Consider one recent morning when a frantic client called asking for help. The woman was undocumented, from Mexico, and had finally called police days earlier on her abusive husband. He was arrested, but now she was scared. She’d just received an official-looking letter in the mail. She couldn’t read the English words, but she assumed he had secured a lawyer to carry out threats of taking their kids or having her deported. (Authorities do not report undocumented clients who call for help, but instead offer assistance to obtain special visas for crime victims. However, undocumented abusers may be reported.) She handed the letter to Ms. Giusti to translate. It was actually from the local prosecutor’s office. Authorities wanted to schedule a time when they could discuss the charges in her case. Both women breathed sighs of relief.

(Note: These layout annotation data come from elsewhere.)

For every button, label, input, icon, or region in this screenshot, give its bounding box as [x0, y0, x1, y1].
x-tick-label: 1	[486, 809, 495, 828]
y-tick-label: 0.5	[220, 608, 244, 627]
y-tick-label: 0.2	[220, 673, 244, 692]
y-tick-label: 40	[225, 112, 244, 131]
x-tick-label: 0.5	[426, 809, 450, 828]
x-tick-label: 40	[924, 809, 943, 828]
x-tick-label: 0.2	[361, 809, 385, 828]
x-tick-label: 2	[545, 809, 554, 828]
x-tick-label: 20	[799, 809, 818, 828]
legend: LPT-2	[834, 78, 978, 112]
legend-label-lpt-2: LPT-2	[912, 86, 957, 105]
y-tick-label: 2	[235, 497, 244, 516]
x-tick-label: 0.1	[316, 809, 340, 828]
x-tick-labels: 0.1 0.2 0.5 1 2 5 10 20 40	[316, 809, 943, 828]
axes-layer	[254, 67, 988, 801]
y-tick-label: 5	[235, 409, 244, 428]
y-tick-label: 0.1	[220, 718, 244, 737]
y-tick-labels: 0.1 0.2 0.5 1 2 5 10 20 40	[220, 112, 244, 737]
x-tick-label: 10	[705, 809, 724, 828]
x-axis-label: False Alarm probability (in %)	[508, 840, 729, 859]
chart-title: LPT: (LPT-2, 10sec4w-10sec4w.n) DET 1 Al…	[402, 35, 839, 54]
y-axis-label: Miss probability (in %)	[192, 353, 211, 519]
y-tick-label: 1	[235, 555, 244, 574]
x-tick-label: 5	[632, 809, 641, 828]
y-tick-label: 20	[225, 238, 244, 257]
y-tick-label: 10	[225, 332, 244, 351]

Past success stories give Ms. Giusti the will to keep going. There was the woman who was too afraid to follow through with charges against her abuser. After his arrest, she went back to him. Ms. Giusti understood. So many victims are afraid. She told her to come back for help when she was ready. Months later, pregnant and suffering from another severe beating, she returned. Today, totally free of that abusive relationship, the woman is now a legal U.S. resident and a homeowner who shares her story to inspire others.

The Minette Baum award was another way to thank her for two decades of service: Said Margaret Sturm, St. Joe Foundation Board Member and former Trustee with the Raymond Rosenberger Trust: “Ana’s passion and service over the past 20 years embodies the wishes of Raymond Rosenberger who was a single man who left his life’s savings for these awards to celebrate and award individuals who work to eliminate human suffering.”